GDC 2016: "Rendering 'Rainbow Six | Siege'" by Jalal Eddine El Mansouri of Ubisoft Montreal https://gdcvault.com/play/1023287/Rendering-Rainbow-Six-Siege

This presentation was a bit challenging to follow. There were 2 main topics of the presentation:

1. They try really really hard to reduce the number of draw calls they use. They do this in two ways: GPU-based culling (which seemed fairly standard to me), and by merging resources. For example, they have a single vertex buffer for the entire map.

1/6

Rendering 'Rainbow Six | Siege'

Rainbow Six | Siege is based on the first iteration of a new current gen only rendering engine. With massively and procedurally destructible levels, it was important to invest in techniques that allow for better scaling on both CPU and GPU. This...

By merging resources, they reduce the number of bind calls they need to make, which means adjacent draw calls can be coalesced into a single one. This requires their shaders to have more memory indirections in them.

Their culling seemed fairly straighforward to me: they cluster their triangles at authoring time, and then use hierarchical depth to do depth culling, and also do per-triangle orientation culling, etc.

2/6

2. Checkerboard rendering. I'm familiar with the general technique, but not the details, so I appreciated the description here. You render at half axis res, but with 2x MSAA, and enable sample shading, which means the fragment shader runs once for each square in a checkerboard pattern. You flip the black/white squares each frame.

So now we need a way to fill in the holes. You could naively use whatever the last frame produced, but that will often lead to artifacts.

3/6

Instead, you want to do it like TAA does: blend between spatial data and temporal data. For the spatial data, just blend the 4 direct neighbors of each hole. For the temporal data, just use whatever is in the full-res buffer you presented last frame.
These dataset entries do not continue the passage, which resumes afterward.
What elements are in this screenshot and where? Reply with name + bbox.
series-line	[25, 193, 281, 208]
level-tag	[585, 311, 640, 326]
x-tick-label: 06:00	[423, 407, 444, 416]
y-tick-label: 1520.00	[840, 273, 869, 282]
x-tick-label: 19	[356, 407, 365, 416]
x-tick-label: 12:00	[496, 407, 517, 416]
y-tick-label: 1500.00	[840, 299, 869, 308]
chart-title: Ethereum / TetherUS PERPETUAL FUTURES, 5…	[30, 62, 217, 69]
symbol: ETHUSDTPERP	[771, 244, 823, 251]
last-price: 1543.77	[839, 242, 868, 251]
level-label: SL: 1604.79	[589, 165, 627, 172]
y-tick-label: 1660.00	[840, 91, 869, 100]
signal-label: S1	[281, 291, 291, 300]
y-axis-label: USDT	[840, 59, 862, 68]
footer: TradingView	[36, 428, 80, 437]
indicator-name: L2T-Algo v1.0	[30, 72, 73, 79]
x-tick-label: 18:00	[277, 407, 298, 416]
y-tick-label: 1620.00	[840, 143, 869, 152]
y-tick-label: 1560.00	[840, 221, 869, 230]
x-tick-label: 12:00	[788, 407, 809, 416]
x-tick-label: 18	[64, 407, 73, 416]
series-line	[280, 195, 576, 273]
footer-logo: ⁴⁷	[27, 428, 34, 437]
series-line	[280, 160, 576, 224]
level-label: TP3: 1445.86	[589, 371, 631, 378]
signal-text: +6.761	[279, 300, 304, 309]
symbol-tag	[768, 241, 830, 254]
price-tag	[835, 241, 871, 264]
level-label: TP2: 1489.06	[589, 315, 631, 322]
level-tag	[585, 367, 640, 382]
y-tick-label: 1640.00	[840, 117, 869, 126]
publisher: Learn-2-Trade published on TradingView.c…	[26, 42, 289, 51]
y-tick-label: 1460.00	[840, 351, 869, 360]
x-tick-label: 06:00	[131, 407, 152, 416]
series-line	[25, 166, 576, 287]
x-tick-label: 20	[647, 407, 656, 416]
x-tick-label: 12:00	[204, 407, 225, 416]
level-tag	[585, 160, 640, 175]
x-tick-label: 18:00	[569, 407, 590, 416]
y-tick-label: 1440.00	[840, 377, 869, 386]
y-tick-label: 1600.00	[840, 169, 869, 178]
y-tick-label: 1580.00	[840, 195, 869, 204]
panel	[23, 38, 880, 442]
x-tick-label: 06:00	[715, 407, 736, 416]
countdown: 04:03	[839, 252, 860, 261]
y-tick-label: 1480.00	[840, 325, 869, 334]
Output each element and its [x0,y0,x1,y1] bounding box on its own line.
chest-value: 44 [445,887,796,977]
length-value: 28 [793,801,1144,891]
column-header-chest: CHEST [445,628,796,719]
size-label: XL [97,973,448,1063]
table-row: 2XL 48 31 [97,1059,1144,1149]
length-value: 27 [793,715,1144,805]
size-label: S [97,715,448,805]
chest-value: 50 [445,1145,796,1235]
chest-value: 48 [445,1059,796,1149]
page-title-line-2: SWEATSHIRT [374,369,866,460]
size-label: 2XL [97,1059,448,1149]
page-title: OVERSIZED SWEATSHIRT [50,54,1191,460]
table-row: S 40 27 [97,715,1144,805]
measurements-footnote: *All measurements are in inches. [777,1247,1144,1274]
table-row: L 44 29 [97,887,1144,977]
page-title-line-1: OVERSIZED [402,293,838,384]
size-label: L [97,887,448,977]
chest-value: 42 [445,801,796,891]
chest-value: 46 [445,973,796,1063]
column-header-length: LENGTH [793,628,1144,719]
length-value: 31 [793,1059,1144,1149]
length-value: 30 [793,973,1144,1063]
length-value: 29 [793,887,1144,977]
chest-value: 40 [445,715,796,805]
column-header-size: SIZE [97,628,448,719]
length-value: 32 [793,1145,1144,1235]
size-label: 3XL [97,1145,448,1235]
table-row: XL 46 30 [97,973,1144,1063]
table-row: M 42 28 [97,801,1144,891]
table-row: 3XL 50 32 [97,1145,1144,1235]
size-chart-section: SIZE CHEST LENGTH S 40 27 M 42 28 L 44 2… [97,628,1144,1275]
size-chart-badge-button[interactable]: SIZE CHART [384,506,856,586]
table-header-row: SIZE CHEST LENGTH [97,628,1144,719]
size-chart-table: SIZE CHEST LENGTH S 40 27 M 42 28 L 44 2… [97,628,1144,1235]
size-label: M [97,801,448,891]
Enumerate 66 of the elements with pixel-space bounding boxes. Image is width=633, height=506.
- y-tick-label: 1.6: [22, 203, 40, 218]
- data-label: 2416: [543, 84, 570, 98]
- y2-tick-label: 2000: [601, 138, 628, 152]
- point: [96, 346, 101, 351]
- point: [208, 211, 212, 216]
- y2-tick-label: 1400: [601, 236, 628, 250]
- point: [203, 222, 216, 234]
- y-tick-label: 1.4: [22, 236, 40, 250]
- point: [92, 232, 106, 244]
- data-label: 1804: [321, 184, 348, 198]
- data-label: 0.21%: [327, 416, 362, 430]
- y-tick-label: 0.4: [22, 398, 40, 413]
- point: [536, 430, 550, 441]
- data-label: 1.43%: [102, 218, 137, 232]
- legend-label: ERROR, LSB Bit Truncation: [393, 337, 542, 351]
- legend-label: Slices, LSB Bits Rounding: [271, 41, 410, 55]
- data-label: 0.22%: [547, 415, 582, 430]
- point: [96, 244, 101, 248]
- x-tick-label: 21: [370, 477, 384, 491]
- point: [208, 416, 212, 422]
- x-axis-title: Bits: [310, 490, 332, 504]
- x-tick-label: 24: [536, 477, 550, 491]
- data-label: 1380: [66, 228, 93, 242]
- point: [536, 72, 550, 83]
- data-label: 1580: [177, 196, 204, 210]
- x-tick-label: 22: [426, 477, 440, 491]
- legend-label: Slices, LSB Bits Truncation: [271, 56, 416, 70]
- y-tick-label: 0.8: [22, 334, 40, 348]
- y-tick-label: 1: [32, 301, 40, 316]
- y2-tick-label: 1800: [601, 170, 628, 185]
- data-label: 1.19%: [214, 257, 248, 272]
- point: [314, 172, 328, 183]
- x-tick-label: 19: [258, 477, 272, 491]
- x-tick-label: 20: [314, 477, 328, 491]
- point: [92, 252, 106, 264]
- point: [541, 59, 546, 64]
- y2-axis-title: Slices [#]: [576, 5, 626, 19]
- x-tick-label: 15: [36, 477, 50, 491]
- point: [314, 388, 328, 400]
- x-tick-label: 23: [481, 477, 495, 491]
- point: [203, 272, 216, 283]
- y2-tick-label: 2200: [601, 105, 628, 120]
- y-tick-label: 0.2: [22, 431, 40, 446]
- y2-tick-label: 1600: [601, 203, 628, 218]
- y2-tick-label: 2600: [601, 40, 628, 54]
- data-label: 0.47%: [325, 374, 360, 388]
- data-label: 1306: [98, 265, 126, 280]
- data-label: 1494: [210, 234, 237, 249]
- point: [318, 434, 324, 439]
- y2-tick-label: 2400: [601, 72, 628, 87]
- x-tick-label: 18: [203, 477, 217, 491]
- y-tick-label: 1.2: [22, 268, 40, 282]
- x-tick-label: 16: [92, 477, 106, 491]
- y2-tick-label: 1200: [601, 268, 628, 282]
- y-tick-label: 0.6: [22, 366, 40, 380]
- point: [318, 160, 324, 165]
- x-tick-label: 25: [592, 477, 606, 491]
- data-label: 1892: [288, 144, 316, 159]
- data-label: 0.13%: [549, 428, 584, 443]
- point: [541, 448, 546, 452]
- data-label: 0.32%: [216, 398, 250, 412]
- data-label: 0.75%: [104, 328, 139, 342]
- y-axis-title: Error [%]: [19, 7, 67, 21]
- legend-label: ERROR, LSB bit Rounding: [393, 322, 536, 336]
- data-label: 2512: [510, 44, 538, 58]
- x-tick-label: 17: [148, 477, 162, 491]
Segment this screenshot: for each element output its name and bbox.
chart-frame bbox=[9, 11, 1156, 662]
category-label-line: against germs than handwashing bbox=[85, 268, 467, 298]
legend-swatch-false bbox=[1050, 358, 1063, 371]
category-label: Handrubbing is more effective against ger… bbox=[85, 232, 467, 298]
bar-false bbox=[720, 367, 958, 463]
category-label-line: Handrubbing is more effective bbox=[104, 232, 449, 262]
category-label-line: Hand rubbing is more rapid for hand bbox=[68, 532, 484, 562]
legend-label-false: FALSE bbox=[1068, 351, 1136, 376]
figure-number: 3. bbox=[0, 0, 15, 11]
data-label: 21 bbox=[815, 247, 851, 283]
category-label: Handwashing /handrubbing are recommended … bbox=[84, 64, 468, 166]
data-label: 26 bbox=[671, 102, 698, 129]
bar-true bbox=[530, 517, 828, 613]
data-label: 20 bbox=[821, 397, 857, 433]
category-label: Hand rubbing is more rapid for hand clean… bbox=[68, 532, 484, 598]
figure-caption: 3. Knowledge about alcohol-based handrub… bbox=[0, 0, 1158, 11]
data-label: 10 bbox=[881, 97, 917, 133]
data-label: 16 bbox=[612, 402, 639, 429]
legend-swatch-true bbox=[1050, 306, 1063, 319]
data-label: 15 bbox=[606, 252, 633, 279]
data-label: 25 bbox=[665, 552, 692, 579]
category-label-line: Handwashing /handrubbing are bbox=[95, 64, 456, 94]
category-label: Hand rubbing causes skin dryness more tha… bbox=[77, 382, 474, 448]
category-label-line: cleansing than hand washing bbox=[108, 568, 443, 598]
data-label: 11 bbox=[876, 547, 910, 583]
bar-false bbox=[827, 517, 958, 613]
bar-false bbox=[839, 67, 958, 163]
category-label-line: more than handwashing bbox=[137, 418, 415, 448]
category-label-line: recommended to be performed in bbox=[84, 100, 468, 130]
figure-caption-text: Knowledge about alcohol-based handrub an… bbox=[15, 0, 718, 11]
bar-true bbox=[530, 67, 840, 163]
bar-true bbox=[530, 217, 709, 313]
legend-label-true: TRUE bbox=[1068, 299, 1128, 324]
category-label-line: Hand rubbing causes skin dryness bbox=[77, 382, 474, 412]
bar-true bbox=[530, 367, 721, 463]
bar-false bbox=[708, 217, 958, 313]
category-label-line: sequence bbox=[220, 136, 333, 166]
The trick is computing the blend weight between them. Temporal data is more stable, but can lead to ghosting with disocclusion. So, they detect disocclusion by using 3D motion vectors.

4/6

For each hole, pick the neighbor with the closest depth value, then reproject that pixel to the previous frame, and compare that depth value with the real depth value from the previous frame. If they're different, that indicates disocclusion happened. This gives you a confidence you can use to weight the temporal data and the spatial data.

It sounded like they also had a bunch of heuristics they added in too - they said they fussed with it for months to get it to look good.

5/6

Review: 6/10 The content was good, but it lost a point because the presentation itself was difficult to follow and not very polished. The presenter said "um" like a million times. I would have preferred a more focused, polished presentation.